The coalition further called on Beijing to “cease all material and political support to Russia’s war effort,” specifically naming the transfer of “dual-use materials, such as weapons components, equipment, and raw materials that serve as inputs for Russia’s defence sector” — in NATO’s first explicit accusation that the administration of Xi Jinping is providing military aid to Moscow.

Beijing has previously repeatedly denied supplying weapons to Russia in the war in Ukraine, but the two nations have maintained close trade relations throughout the conflict, even as Moscow finds itself increasingly divorced from or outright sanctioned by the West. Earlier this week, Beijing started joint military exercises with Russia’s close ally Belarus at a training ground mere miles away from the Polish border, the Belarusian Defense Ministry said in a Google-translated Telegram post.

On the February 2023 first-year anniversary of the Ukraine war, China — which a month later successfully capitalized on goodwill earned as a trade partner to broker a reconciliation between arch-enemies Iran and Saudi Arabia — pitched a peace framework for the conflict between Moscow and Kyiv. It, like Ukrainian President Volodymyr Zelenskyy’s peace plan and Kremlin leader Vladimir Putin’s own recent conditions to ignite diplomatic negotiations, has so far failed to gain traction.

After years of a velvet-gloved diplomacy and viewing China as a distant concern, NATO on Wednesday said Beijing “continues to pose systemic challenges to Euro-Atlantic security,” underscoring the alleged disinformation stemming from the world’s second-largest economy and its activities in space and cyberspace.

“The PRC continues to rapidly expand and diversify its nuclear arsenal with more warheads and a larger number of sophisticated delivery systems. We urge the PRC to engage in strategic risk reduction discussions and promote stability through transparency,” the NATO communique said, warning that allies are simultaneously raising their “shared awareness” and enhancing preparations to protect against China’s “coercive tactics and efforts to divide the Alliance.”

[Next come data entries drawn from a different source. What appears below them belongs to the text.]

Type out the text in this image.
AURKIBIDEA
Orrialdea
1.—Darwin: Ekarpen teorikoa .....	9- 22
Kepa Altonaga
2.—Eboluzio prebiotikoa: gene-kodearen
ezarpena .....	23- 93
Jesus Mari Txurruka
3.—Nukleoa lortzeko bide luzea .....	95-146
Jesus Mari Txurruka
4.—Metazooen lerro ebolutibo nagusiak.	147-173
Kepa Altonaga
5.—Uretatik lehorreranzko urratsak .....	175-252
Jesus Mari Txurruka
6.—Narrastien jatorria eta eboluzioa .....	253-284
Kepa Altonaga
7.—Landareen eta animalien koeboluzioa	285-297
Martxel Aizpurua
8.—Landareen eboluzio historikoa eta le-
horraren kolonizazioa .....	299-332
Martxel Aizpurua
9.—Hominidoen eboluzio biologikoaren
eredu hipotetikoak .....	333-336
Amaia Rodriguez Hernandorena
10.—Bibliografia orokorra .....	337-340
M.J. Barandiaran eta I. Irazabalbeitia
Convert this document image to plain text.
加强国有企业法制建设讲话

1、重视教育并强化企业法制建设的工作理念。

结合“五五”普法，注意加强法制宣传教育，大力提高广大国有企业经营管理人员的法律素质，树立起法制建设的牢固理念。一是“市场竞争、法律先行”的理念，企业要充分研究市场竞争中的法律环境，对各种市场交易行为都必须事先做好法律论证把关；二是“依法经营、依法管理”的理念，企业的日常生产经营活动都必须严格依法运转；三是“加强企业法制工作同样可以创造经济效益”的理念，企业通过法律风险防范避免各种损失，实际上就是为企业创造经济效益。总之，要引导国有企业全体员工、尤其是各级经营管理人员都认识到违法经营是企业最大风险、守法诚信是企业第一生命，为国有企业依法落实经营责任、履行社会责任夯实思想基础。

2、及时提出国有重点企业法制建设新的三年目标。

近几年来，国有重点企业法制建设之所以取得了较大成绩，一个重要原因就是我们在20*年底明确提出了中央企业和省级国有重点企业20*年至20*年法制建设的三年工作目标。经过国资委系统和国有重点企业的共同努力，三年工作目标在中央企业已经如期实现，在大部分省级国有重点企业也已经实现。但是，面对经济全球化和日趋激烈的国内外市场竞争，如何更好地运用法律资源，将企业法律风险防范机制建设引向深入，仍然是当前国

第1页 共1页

CNBC has reached out to China’s Ministry of Foreign Affairs. In a scathing riposte, China’s mission to the European Union said that the NATO statement “hypes up China-Russia relations undercutting and reshaping the rules-based international order” and is “filled with Cold War mentality and belligerent rhetoric.”

It added, “The China-related paragraphs are provocative with obvious lies and smears. We firmly reject and deplore these accusations and have lodged serious representations with NATO.”